Thought is rendered in rhetorical questions or in ejaculations beginning with "How" ("How she hated him! To think he'd driven back just to torment her"). Emotion is encrypted in action: "Her elbow knocked the nail polish over and spilled a pool on the newsprint. A heated prickle was spreading down her arms." Stories begin in medias res, then wriggle out from the rubble of backstory (more cleanly in some stories than in others) and tiptoe forward in discrete scenes delineated by space breaks.
In the end, the pieces fall more or less neatly into place. It is a method that lends itself to almost complete sympathetic identification with the protagonists. We see few signs of the author, both because she does not distance herself critically from her subjects and because she does not adjust her style much from story to story, no matter the variety of her characters. There are not many surprises, and few real lunges toward the sublime--those sudden, disorienting leaps in perspective that we see in clear influences such as Chekhov or Munro, or in Jhumpa Lahiri, to whom Krasikov will be compared.
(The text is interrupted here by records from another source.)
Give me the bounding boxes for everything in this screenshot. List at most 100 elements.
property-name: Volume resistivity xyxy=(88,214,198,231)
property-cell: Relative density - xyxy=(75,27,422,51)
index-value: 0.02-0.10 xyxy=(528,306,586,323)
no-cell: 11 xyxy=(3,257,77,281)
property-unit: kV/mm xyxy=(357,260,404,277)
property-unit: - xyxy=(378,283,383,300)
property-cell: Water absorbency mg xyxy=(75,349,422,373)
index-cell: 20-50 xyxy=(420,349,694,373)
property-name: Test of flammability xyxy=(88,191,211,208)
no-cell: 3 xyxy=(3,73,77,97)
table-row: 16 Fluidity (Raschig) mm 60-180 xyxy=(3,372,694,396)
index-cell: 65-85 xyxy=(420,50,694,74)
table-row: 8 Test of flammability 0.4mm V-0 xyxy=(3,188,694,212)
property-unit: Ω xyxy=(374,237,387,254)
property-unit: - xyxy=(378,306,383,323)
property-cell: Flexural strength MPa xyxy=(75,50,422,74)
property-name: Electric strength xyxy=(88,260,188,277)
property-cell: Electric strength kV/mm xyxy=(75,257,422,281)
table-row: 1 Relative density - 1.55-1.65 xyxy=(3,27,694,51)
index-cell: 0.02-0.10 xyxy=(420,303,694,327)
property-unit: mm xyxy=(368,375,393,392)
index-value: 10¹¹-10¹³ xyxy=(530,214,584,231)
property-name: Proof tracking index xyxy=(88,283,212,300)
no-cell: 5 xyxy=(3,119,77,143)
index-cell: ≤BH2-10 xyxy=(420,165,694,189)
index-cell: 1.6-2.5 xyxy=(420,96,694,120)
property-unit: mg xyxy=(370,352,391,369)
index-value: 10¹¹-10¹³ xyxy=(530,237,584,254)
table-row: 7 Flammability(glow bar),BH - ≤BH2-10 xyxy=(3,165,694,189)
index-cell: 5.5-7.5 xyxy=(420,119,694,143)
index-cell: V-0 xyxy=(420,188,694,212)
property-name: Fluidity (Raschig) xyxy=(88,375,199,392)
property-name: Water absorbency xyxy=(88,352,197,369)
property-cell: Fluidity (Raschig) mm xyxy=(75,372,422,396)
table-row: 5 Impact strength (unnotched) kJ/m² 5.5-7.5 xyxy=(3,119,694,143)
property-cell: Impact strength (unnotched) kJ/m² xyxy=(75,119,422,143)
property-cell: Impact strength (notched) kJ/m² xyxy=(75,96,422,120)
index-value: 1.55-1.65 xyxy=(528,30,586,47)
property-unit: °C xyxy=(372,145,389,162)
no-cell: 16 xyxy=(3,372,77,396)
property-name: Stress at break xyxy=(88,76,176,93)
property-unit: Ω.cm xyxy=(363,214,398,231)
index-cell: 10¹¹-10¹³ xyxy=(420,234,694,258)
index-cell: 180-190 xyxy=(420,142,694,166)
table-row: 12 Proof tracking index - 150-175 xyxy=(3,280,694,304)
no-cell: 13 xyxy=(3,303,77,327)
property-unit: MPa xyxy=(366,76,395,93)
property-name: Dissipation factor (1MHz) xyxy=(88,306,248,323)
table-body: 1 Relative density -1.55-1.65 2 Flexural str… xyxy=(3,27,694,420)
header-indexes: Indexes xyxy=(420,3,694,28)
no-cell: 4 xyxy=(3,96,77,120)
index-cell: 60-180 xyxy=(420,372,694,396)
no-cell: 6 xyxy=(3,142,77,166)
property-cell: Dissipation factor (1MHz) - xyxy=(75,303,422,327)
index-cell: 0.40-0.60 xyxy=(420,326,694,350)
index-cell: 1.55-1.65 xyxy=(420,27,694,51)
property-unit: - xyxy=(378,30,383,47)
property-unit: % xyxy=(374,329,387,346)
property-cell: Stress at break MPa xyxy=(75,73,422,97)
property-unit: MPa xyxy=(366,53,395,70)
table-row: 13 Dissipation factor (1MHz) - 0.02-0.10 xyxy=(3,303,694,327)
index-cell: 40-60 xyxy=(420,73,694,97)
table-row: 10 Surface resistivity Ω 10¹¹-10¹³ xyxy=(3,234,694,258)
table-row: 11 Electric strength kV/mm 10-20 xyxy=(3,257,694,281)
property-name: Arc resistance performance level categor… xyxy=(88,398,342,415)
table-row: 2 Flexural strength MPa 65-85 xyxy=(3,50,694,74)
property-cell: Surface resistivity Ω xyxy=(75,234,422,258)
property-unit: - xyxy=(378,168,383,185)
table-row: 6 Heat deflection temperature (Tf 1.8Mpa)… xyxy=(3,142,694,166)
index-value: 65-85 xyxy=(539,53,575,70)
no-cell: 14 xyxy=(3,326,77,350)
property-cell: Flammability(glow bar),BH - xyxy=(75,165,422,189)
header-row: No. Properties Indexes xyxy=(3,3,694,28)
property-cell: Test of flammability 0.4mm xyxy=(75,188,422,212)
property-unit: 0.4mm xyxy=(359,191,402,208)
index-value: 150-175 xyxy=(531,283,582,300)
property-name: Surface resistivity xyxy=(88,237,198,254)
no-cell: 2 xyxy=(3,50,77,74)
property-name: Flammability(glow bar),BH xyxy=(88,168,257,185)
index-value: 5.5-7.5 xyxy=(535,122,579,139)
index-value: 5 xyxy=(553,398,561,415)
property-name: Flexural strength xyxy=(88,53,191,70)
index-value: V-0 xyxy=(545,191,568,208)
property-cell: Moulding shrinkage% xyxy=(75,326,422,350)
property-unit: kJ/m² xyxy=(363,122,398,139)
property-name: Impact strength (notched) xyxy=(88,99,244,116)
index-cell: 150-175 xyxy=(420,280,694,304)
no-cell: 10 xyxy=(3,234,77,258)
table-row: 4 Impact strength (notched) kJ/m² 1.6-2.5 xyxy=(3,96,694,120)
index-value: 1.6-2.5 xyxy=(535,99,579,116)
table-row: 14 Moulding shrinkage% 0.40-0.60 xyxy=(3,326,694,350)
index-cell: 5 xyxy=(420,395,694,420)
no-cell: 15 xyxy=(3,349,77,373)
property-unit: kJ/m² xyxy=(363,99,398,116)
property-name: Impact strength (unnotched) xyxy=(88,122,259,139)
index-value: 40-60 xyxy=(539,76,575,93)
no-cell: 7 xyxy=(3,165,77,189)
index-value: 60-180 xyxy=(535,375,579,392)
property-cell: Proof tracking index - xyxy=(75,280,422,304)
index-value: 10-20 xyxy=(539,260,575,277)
The prose is professional and unflashy, with a few highlights--"The elevator greets them with a faint odor of cat piss, a scent she's breathed so many times she can smell it now only because Gogi is inhaling it too." . . . "She's slim to the point of gauntness, the result of some kind of exercise-mania the two of them must be involved in together"--and fewer solecisms: "[A] high squealing of brakes" . . . "She's amazed to see not just families inside but also adults."
The dialogue captures, sometimes disarmingly, the nuanced speech patterns of the variegated characters, and Krasikov's descriptive eye is discerning and unflinching. And in the end, most of these eight stories pack a substantial punch--a dampened blow, at least. The best of them--"Companion," "Maia in Yonkers," "Debt"--set personal disturbances against a backdrop of political and economic upheaval. The gradual revelation of the characters' pasts, and their intricate relationships to one another, contribute to a quiet but irresistible tension.
As a whole, One More Year presents convincing evidence for the duplicity of love--its enduring pull, its apparent eagerness to plunge the knife into your already-stooped back.
Andrew Palmer is a writer in Brooklyn.